"Wer etwas Kritisches postet, erscheint auf Erdogans Radar"

"Wer etwas Kritisches postet, erscheint auf Erdogans Radar"
Erdogan will Forscher in die Heimat zwingen. Angst geht um, denunziert zu werden.

Der kurdische Lehrer und sein Freund, ein Informatiker, der erst vor zwei Wochen die Türkei "für immer" verlassen hat, haben auch in Wien Angst. "Erdogan hat keine Soldaten in Wien, aber sein Arm reicht überall hin", sagt Ahmet. "Seine Anhänger sind radikalisiert, ich traue ihnen und dem Geheimdienst alles zu." Ahmet, der seinen Nachnamen nicht in der Zeitung finden will, hat eine ständige Aufenthaltserlaubnis und arbeitet heute wie viele kurdische Familien in der gehobenen Gastronomie. Dass sich die Lage in nächster Zeit bessern könnte, glaubt er nicht.

Forscher in Angst

In Österreich nicht sicher fühlen sich auch türkische Staatsbürger, die an den Hochschulen tätig sind – laut Wissenschaftsministerium 81 an der Zahl. Erdogan hat angekündigt, jene, die sich auf Dienstaufenthalt im Ausland befinden, in die Heimat zurückzuholen. Wie viele tatsächlich betroffen sind, ist unklar. Die Universitätenkonferenz (uniko) reagiert bestürzt auf Erdogans "Säuberungsaktion". Uniko-Chef Oliver Vitouch: "Hier wird intellektuelle Kritik im Keim erstickt und strukturell verunmöglicht. Das ist inakzeptabel und von EU und UNO auf das Schärfste zu verurteilen."

Ednan Aslan, Professor für islamische Religionspädagogik an der Uni Wien, kennt ein paar Betroffene. "Sie müssen jetzt einmal mit der Situation klarkommen." Aslan selbst ist kein türkischer Staatsbürger.

Wie ernst die Lage ist, weiß auch Soziologe Kenan Güngör.

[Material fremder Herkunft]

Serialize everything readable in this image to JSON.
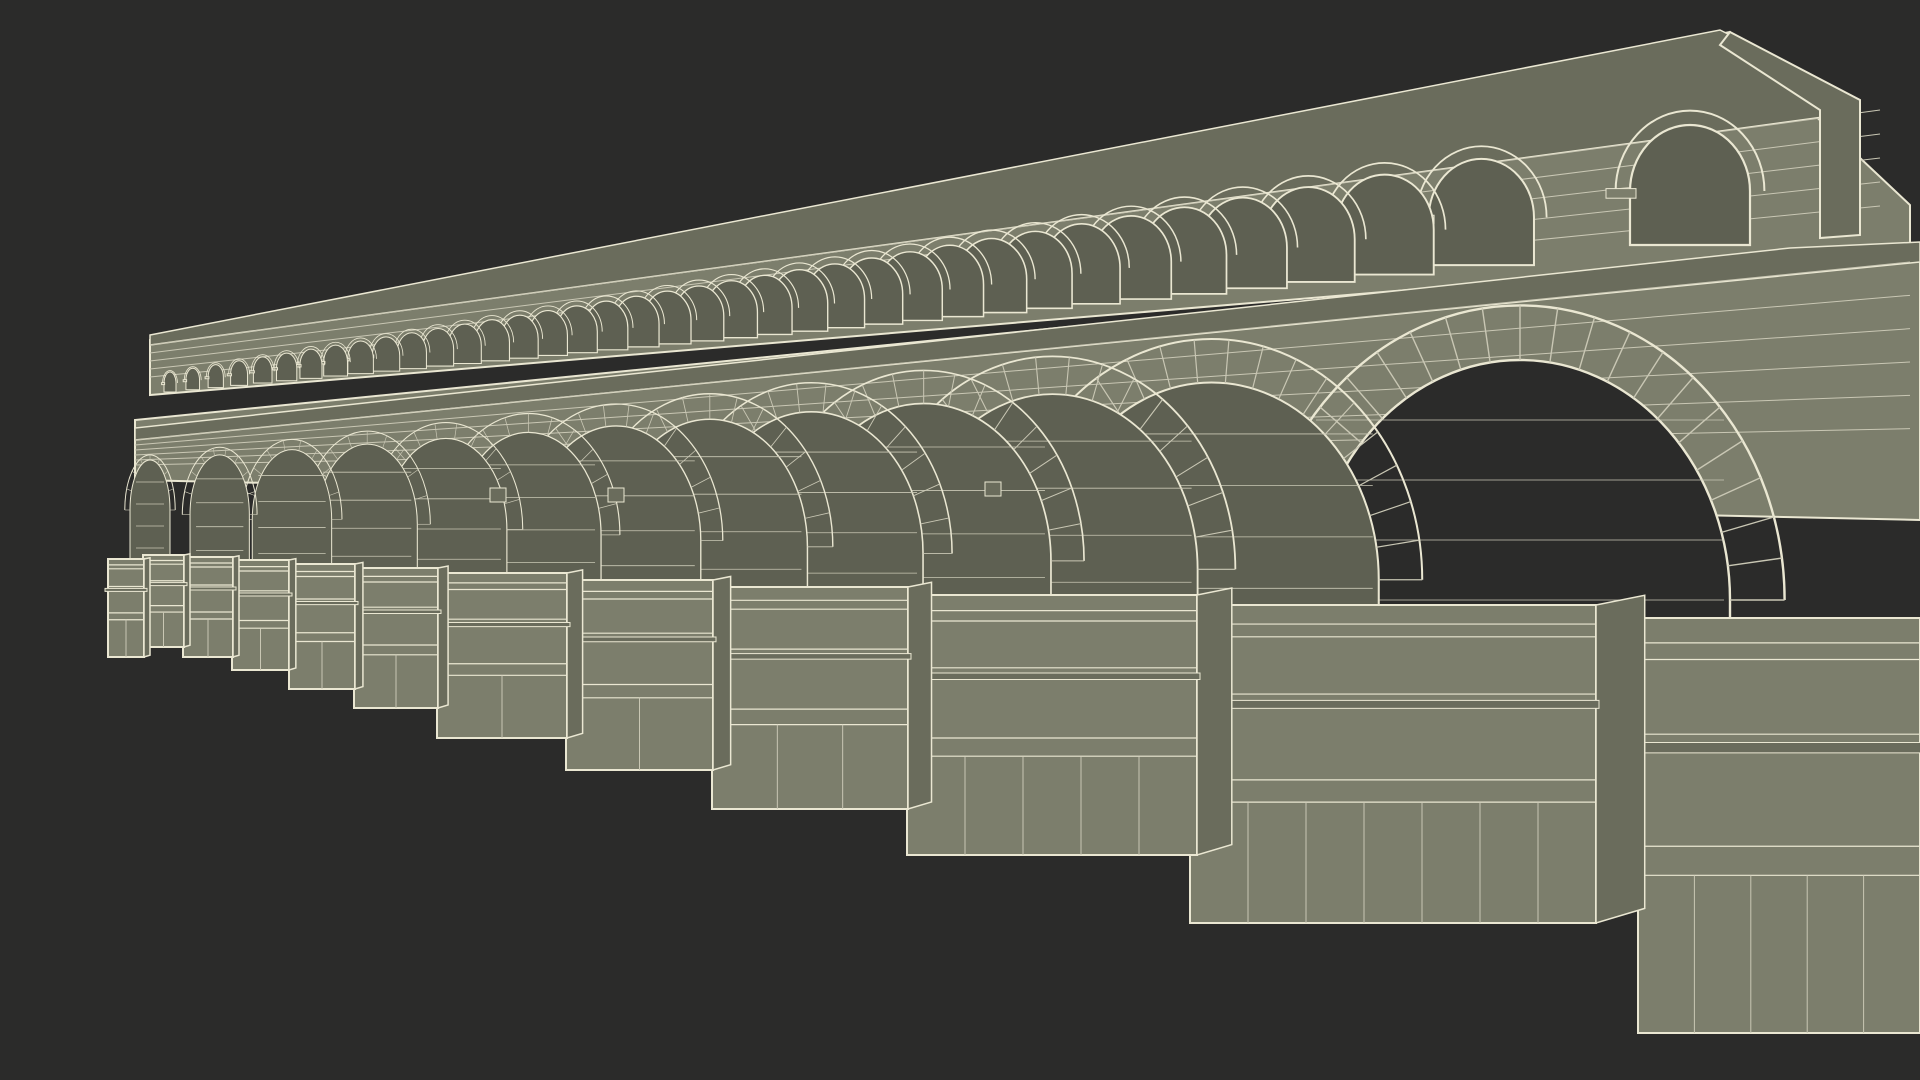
{
  "scene": {
    "subject": "aqueduct-wireframe-model",
    "render_style": "wireframe-over-shaded",
    "colors": {
      "background": "#2b2b2a",
      "surface": "#7c7e6c",
      "surface_dark": "#6a6c5c",
      "surface_shadow": "#5e6052",
      "wire": "#eae7d2",
      "wire_faint": "#c9c7b4"
    },
    "lower_tier_arch_count": 13,
    "upper_tier_arch_count": 38
  }
}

Aufrufe in den sozialen Medien, Erdogan-Gegner zu denunzieren, machen weiter die Runde. "Viele Kollegen haben Angst. Jeder, der auch nur etwas ansatzweise Kritisches über Erdogan oder die AKP postet, kann auf dem Radar auftauchen und auf einmal unter Terrorismusverdacht stehen. Da reicht es schon, wenn man Erdogan einen Diktator nennt." Er habe seine Türkei-Reise diese Woche jedenfalls abgesagt.